After the 1980 coup, religious communities took on a new meaning. In addition to opening up political opportunities, they also expanded socially. People exhausted by the conflict between left and right, escaping individualism, sought peace in religious orders. This inclination was based not only on political or economic grounds but also on a spiritual quest. However, most religious orders lacked an urban aesthetic and etiquette. They operated with a nomadic mentality. Despite the influx of qualified human resources, they failed to transform.
The growing interest shook the community elite; most of them lacked both manners and intellectual backgrounds. Had they been able to utilize the comfort offered by the last 20 years of governance as a moral and virtuous stimulus, they would have been exalted; unfortunately, they exploited this for personal gain. Members, however, viewed the community's leadership as insurance against their afterlife, standing by their choices, whether right or wrong, and didn't risk it.
Communities in the Catholic and Protestant worlds are not as "peasant" or "nomadic" as they are in our country. Medieval monasteries, Jesuit and Dominican orders, have always been closely intertwined with the educational and intellectual world. In the West, communities have played a role in the production of culture and knowledge over time, and they were unable to hinder the processes of enlightenment and secularization.
The problem with us is that the political and intellectual will to transform peasantry and nomadism has not emerged.

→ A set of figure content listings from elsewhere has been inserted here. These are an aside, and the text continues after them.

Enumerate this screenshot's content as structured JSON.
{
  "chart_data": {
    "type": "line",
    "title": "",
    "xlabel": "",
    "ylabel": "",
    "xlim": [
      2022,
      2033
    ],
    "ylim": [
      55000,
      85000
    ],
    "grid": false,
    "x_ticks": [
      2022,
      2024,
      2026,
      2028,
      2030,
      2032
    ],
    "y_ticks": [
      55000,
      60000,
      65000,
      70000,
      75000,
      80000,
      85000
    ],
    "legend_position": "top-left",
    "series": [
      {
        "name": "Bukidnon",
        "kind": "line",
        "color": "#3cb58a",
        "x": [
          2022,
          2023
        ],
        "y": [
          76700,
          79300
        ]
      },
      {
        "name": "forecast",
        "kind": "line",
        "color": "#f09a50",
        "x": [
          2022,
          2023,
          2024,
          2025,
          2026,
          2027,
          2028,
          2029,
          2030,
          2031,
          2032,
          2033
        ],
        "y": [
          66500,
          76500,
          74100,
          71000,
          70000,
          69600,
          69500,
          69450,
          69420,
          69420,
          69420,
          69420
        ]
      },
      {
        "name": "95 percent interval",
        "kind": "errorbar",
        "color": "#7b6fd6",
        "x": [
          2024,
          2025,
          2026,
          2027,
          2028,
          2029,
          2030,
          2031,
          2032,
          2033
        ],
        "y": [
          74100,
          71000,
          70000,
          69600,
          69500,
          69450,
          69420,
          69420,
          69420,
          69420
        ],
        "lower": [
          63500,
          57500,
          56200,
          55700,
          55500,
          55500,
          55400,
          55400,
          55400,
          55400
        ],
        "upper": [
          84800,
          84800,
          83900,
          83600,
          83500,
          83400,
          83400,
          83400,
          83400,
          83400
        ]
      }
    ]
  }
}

The religious orders of the 2020s reflect the problems highlighted by Cündioğlu. The fundamental problem is the failure to renew madrasas. These institutions must urgently open their doors to philosophy, social communication, sports, criticism, and the positive sciences. Of course, their expertise in fundamental religious sciences, decency, and morality should not be overlooked.

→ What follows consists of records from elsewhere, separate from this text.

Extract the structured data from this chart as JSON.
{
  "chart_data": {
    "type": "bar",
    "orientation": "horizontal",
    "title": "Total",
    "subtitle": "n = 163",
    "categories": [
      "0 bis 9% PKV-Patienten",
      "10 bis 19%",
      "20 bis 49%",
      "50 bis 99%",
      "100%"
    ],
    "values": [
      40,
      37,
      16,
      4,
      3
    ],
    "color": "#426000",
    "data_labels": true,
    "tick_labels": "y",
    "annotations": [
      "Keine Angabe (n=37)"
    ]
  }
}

Theological radicalism in Christianity and Judaism is, in some respects, more rigid than in Islam; however, it did not hinder the enlightenment and secularization that took place in several stages. Our fundamental problem is the lack of a declaration of intent and the production of knowledge that would transcend peasantry and nomadism.
Today, communities and orders need a new Ibn Arabi, Ibn Hazm, or Esat Erbili; political leaders need broad-minded leaders like the Muslim Sicilian Friedrich II or Ulugh Beg, who can combine reason and intuition. Only then can an Islamic thought capable of establishing relationships with others and producing universal values be reborn.
As we have stated, for members of religious communities and orders to offer a universal message, they must first break out of their closed structures and establish genuine contact with others. This contact should occur not merely through the logic of proselytizing, but through the intention of mutual learning and coexistence. Three fundamental conditions stand out for this: intellectual renewal, moral depth, and social responsibility. Intellectual renewal requires that madrasas be nourished by philosophy, science, art, and critical thinking; moral depth requires that communities prioritize virtue over self-interest; and social responsibility requires that they demonstrate solidarity with others on shared human problems. When these conditions are met, the mystical intuitions and social solidarity practices of religious orders and orders can transform into a "universal value language" that can build bridges between them and others.